As a mom with a never-ending list of responsibilities, adding in some designated workout time can feel like the absolute last priority. However, consistent workouts can help jumpstart weight loss, increase muscle tone, prevent osteoporosis, and just generally make you feel incredible in your skin. Sure, nutrition is the essential factor in losing weight, but the benefits of regularly moving your body matter as well.

Do not wait to take care of yourself and make it like that one item on your to do list that you keep putting off week after week. Mom brains run so much better on nutrient-dense food. Instead, start now with small changes.
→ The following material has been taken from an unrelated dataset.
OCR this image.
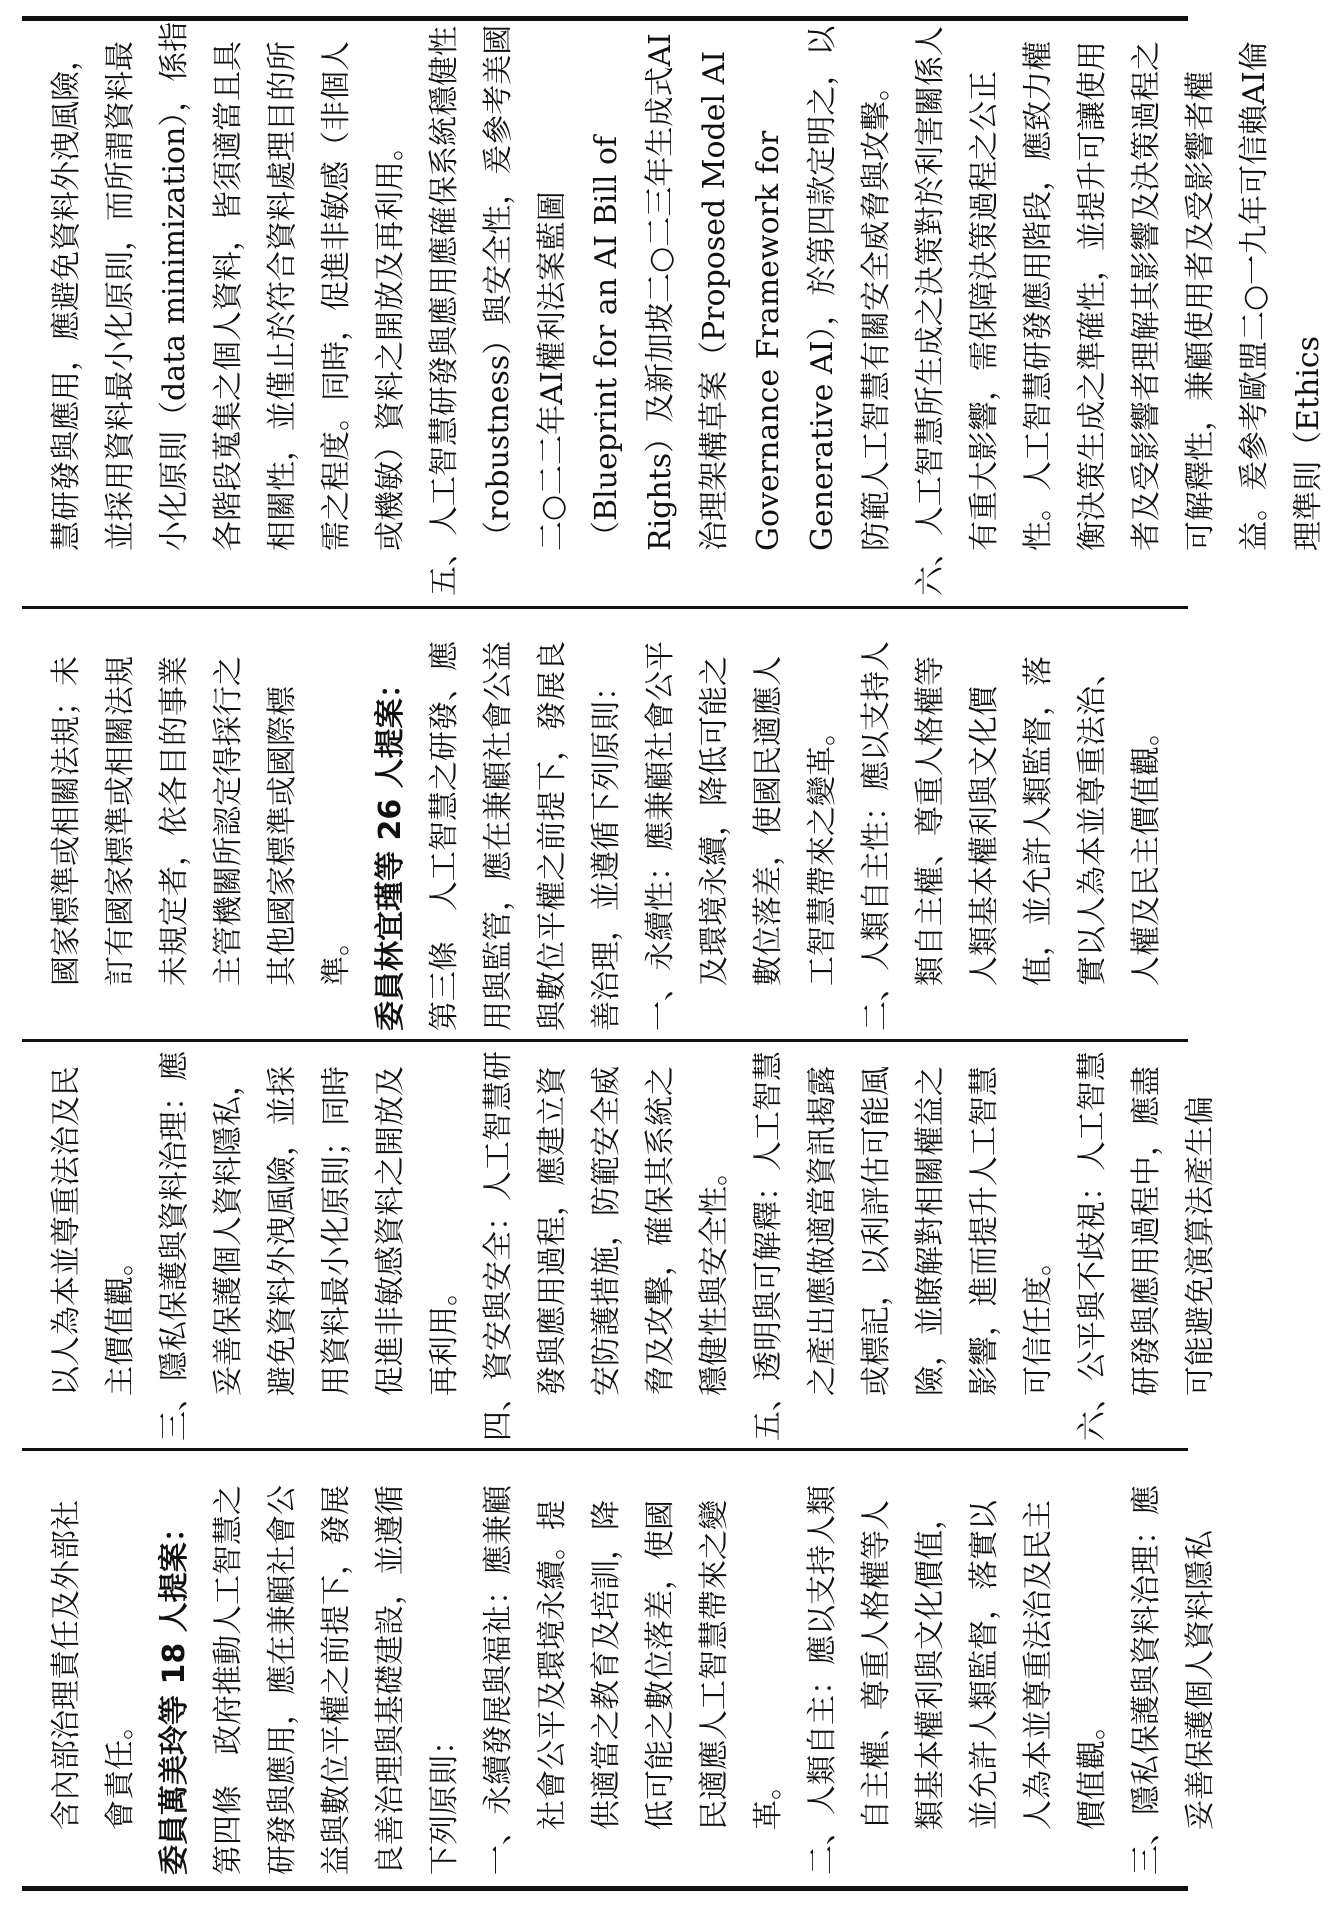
含內部治理責任及外部社會責任。 委員萬美玲等 18 人提案： 第四條　政府推動人工智慧之研發與應用，應在兼顧社會公益與數位平權之前提下，發展良善治理與基礎建設，並遵循下列原則： 一、永續發展與福祉：應兼顧社會公平及環境永續。提供適當之教育及培訓，降低可能之數位落差，使國民適應人工智慧帶來之變革。 二、人類自主：應以支持人類自主權、尊重人格權等人類基本權利與文化價值，並允許人類監督，落實以人為本並尊重法治及民主價值觀。 三、隱私保護與資料治理：應妥善保護個人資料隱私

以人為本並尊重法治及民主價值觀。 三、隱私保護與資料治理：應妥善保護個人資料隱私，避免資料外洩風險，並採用資料最小化原則；同時促進非敏感資料之開放及再利用。 四、資安與安全：人工智慧研發與應用過程，應建立資安防護措施，防範安全威脅及攻擊，確保其系統之穩健性與安全性。 五、透明與可解釋：人工智慧之產出應做適當資訊揭露或標記，以利評估可能風險，並瞭解對相關權益之影響，進而提升人工智慧可信任度。 六、公平與不歧視：人工智慧研發與應用過程中，應盡可能避免演算法產生偏

國家標準或相關法規；未訂有國家標準或相關法規未規定者，依各目的事業主管機關所認定得採行之其他國家標準或國際標準。 委員林宜瑾等 26 人提案： 第三條　人工智慧之研發、應用與監管，應在兼顧社會公益與數位平權之前提下，發展良善治理，並遵循下列原則： 一、永續性：應兼顧社會公平及環境永續，降低可能之數位落差，使國民適應人工智慧帶來之變革。 二、人類自主性：應以支持人類自主權、尊重人格權等人類基本權利與文化價值，並允許人類監督，落實以人為本並尊重法治、人權及民主價值觀。

慧研發與應用，應避免資料外洩風險，並採用資料最小化原則，而所謂資料最小化原則（data minimization），係指各階段蒐集之個人資料，皆須適當且具相關性，並僅止於符合資料處理目的所需之程度。同時，促進非敏感（非個人或機敏）資料之開放及再利用。 五、人工智慧研發與應用應確保系統穩健性（robustness）與安全性，爰參考美國二○二二年AI權利法案藍圖（Blueprint for an AI Bill of Rights）及新加坡二○二三年生成式AI治理架構草案（Proposed Model AI Governance Framework for Generative AI），於第四款定明之，以防範人工智慧有關安全威脅與攻擊。 六、人工智慧所生成之決策對於利害關係人有重大影響，需保障決策過程之公正性。人工智慧研發應用階段，應致力權衡決策生成之準確性，並提升可讓使用者及受影響者理解其影響及決策過程之可解釋性，兼顧使用者及受影響者權益。爰參考歐盟二○一九年可信賴AI倫理準則（Ethics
A few small changes you can make to your nutrition:

  • Drink enough water. You should be consuming half your body weight in ounces at minimum every single day.
  • Include a fruit or vegetable into every meal and snack.
  • Meal plan for your week. This means only one trip to the grocery store so you can have more time to work your business.
  • Meal prep at least 2-3 days in advance. You can do a ton in just twenty minutes. Get your free Meal Prep Planner here and start saving yourself some time in the kitchen.
  • Have fun with it! Get creative in the kitchen by trying out a new recipe or two every few weeks.

If you are ready to actually focus on your weight loss and see real results without spinning your wheels and trying just another fad that does not last, the Realistic Weight Loss Reset is ideal for you. Focusing on these seven habits that you can easily implement into your daily life, you will start to actually lose the weight and keep it off.

Learn more about the Realistic Weight Loss Reset here.

While these nutrition habit changes can be easy to implement, fitting in an actual workout can get tough when you are raising the kids, working a full time job, and trying to do all the things that come with keeping a home and a social life.

These six workout ideas you can do at home when you are short on time are perfect to squeeze in between events, playdates, work hours, and can be done with the kids around. You can even let them jump in and join you!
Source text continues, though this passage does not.